Erasing More Than Intended? How Concept Erasure Degrades the Generation of Non-Target Concepts
Ibtihel Amara, Ahmed Imtiaz Humayun, Ivana Kajic, Zarana Parekh, Natalie Harris, Sarah Young, Chirag Nagpal, Najoung Kim, Junfeng He, Cristina Nader Vasconcelos, Deepak Ramachandran, Golnoosh Farnadi, Katherine Heller, Mohammad Havaei, Negar Rostamzadeh
TL;DR
The paper investigates the reliability of concept erasure in text-to-image models by introducing EraseBench, a multi-dimensional benchmark that stress-tests erasure across visual similarity, artistic style, subset-superset, and binomial relationships, plus explicit content.
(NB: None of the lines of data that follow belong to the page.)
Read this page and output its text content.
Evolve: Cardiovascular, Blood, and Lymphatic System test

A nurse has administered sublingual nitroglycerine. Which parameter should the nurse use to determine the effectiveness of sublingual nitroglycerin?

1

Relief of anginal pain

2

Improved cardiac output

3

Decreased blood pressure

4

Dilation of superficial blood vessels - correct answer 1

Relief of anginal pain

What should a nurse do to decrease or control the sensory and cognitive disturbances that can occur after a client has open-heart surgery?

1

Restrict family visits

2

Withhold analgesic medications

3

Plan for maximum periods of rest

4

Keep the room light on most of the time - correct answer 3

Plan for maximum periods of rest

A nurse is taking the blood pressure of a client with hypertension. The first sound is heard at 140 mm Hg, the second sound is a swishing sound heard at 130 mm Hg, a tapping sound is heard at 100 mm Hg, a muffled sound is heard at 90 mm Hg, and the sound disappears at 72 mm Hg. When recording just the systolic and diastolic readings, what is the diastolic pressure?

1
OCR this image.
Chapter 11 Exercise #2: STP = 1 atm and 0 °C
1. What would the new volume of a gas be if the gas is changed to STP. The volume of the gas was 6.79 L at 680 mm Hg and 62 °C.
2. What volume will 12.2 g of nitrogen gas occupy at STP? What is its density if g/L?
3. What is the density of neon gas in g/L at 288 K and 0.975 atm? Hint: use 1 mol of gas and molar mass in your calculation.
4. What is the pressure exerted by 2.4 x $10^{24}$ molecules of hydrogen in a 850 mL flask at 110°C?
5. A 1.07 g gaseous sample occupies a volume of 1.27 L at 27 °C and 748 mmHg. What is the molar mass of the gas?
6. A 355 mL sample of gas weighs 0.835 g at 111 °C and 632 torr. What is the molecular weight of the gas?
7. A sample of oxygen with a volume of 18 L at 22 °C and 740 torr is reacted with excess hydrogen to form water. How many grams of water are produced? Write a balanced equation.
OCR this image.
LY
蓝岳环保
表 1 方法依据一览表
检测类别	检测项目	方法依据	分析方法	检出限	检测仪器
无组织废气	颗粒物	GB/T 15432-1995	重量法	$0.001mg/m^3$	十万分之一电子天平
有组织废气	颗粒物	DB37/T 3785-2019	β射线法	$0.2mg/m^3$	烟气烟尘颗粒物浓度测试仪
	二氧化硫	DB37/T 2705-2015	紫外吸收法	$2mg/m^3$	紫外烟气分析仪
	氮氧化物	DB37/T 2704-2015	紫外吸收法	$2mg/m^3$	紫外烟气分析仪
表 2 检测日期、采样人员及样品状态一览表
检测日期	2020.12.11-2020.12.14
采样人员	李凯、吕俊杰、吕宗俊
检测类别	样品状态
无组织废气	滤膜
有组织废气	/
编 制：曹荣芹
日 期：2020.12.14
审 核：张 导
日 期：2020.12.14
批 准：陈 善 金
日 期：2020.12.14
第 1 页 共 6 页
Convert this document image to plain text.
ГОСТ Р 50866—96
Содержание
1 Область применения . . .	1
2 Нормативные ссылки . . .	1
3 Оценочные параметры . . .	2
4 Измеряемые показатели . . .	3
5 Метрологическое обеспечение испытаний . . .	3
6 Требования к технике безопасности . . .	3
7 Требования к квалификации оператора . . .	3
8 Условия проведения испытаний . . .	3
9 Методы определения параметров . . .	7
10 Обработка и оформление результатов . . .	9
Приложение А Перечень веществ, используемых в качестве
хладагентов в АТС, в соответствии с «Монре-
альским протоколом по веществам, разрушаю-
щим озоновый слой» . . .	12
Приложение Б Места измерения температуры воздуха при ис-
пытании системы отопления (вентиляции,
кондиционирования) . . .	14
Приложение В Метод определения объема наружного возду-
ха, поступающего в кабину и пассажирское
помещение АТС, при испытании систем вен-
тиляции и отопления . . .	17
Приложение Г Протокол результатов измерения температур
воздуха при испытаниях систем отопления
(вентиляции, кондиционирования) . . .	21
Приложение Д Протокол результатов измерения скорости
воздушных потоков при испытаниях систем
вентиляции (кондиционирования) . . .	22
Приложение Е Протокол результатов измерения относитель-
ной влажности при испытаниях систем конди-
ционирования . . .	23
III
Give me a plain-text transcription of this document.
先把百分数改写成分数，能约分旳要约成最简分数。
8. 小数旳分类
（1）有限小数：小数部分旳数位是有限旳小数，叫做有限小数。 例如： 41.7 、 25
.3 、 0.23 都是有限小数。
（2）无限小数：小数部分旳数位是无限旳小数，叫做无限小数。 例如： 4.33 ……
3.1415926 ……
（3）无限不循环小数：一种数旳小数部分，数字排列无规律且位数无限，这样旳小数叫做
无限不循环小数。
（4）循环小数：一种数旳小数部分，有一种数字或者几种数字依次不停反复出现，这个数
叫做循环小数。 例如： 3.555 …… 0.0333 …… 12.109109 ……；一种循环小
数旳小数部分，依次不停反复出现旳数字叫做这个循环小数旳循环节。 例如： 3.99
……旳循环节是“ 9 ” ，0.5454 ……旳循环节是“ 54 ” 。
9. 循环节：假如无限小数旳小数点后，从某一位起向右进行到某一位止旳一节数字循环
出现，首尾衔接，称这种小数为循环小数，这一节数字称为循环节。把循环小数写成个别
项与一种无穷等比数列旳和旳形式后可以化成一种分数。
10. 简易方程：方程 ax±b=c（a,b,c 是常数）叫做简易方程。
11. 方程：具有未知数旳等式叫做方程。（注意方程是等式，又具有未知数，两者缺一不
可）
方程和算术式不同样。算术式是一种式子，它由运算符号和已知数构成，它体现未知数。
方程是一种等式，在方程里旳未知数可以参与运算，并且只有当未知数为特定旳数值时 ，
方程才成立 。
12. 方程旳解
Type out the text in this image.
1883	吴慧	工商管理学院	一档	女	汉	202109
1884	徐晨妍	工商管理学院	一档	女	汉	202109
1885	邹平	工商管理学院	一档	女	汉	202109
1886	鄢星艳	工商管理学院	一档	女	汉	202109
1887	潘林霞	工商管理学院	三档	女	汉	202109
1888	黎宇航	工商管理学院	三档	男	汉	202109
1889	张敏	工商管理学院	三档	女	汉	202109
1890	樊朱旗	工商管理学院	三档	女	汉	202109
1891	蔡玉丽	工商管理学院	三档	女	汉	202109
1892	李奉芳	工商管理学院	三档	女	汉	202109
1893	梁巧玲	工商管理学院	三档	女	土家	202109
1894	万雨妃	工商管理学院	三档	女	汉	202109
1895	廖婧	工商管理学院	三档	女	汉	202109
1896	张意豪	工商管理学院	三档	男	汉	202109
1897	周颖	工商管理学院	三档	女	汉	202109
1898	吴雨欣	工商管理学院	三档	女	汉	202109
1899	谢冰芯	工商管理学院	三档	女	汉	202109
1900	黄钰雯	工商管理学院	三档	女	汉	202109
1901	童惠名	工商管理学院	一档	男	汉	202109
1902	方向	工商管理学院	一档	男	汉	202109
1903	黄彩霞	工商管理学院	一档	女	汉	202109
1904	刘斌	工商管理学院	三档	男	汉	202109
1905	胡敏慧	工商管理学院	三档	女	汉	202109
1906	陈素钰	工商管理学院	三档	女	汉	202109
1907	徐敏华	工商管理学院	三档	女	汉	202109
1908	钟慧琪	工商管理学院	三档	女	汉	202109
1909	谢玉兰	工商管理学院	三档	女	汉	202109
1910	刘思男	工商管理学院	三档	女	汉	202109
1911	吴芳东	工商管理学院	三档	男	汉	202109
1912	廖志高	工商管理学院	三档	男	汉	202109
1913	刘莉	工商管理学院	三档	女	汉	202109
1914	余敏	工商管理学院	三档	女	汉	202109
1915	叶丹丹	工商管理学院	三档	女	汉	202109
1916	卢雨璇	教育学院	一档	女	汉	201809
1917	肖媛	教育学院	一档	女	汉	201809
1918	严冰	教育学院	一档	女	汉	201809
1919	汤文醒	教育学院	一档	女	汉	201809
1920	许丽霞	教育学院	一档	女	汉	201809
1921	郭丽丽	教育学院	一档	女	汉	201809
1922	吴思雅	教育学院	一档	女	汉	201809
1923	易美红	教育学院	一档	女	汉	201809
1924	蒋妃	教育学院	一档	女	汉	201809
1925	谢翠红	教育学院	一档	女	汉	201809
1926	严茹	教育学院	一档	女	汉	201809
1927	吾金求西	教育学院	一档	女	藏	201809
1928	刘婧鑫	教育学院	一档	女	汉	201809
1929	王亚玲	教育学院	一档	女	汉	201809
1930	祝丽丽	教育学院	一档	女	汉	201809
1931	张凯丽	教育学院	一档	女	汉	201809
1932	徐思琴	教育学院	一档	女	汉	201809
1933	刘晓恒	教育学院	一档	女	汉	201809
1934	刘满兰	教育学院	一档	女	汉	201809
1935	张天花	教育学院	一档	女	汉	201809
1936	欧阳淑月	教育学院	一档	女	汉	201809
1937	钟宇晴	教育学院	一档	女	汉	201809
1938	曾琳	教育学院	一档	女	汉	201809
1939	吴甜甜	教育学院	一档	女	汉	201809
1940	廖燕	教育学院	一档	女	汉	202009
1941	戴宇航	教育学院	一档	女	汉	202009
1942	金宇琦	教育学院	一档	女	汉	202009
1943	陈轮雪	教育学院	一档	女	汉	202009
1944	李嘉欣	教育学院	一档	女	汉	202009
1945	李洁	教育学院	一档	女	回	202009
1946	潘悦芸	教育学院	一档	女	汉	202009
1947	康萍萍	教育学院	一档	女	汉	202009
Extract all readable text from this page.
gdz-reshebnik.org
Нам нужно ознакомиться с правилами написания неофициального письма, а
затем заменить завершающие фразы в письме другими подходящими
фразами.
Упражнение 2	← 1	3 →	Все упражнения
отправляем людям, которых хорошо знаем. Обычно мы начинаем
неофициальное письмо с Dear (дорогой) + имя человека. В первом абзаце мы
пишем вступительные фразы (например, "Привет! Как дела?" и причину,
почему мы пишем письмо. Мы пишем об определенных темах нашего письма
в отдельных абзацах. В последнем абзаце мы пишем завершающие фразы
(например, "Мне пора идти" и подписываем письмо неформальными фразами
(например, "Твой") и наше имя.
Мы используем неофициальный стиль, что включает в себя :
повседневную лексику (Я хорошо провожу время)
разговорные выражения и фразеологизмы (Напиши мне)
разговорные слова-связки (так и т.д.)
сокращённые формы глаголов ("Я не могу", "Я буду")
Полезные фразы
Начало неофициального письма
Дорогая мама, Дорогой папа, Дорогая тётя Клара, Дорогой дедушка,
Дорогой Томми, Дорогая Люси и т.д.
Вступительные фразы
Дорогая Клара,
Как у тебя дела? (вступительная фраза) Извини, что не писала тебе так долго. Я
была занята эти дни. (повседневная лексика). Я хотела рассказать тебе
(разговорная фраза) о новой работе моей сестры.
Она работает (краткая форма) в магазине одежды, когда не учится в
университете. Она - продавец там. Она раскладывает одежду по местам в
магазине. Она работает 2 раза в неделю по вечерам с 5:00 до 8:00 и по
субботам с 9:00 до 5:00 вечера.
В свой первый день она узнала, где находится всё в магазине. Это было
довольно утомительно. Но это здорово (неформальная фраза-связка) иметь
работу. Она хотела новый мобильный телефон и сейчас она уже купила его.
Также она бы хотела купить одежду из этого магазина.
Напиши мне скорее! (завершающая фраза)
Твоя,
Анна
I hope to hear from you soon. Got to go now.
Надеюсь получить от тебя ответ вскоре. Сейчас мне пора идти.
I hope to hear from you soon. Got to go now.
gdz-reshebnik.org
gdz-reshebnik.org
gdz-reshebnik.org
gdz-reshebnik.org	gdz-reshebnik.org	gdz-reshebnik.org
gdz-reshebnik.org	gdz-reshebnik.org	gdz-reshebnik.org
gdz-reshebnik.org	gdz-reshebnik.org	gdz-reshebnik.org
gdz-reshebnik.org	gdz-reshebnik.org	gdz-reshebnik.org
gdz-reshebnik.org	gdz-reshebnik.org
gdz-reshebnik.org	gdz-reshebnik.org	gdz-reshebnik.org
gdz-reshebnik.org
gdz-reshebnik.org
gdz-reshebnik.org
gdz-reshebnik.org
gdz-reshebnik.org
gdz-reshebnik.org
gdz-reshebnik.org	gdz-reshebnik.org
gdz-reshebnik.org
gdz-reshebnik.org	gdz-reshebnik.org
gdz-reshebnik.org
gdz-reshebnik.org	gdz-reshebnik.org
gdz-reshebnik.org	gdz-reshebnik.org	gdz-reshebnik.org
It evaluates five state-of-the-art erasure methods and reveals consistent spillover where non-target concepts lose alignment and quality after erasure, with adversarial methods delivering stronger target forgetting but greater collateral damage. UCE often preserves non-erased representations better, while methods like Receler, MACE, and AdvUnlearn excel at erasing targets yet degrade non-target concepts and image quality, as evidenced by CLIP, Gecko, and RAHF metrics and human judgments. The authors discuss mitigation strategies, such as retain and anchor sets, but find them insufficient to fully resolve ripple effects, underscoring the need for more robust evaluation protocols and erasure approaches before real-world deployment.
Abstract
Concept erasure techniques have recently gained significant attention for their potential to remove unwanted concepts from text-to-image models. While these methods often demonstrate promising results in controlled settings, their robustness in real-world applications and suitability for deployment remain uncertain. In this work, we (1) identify a critical gap in evaluating sanitized models, particularly in assessing their performance across diverse concept dimensions, and (2) systematically analyze the failure modes of text-to-image models post-erasure. We focus on the unintended consequences of concept removal on non-target concepts across different levels of interconnected relationships including visually similar, binomial, and semantically related concepts. To address this, we introduce EraseBench, a comprehensive benchmark for evaluating post-erasure performance. EraseBench includes over 100 curated concepts, targeted evaluation prompts, and a robust set of metrics to assess both effectiveness and side effects of erasure. Our findings reveal a phenomenon of concept entanglement, where erasure leads to unintended suppression of non-target concepts, causing spillover degradation that manifests as distortions and a decline in generation quality.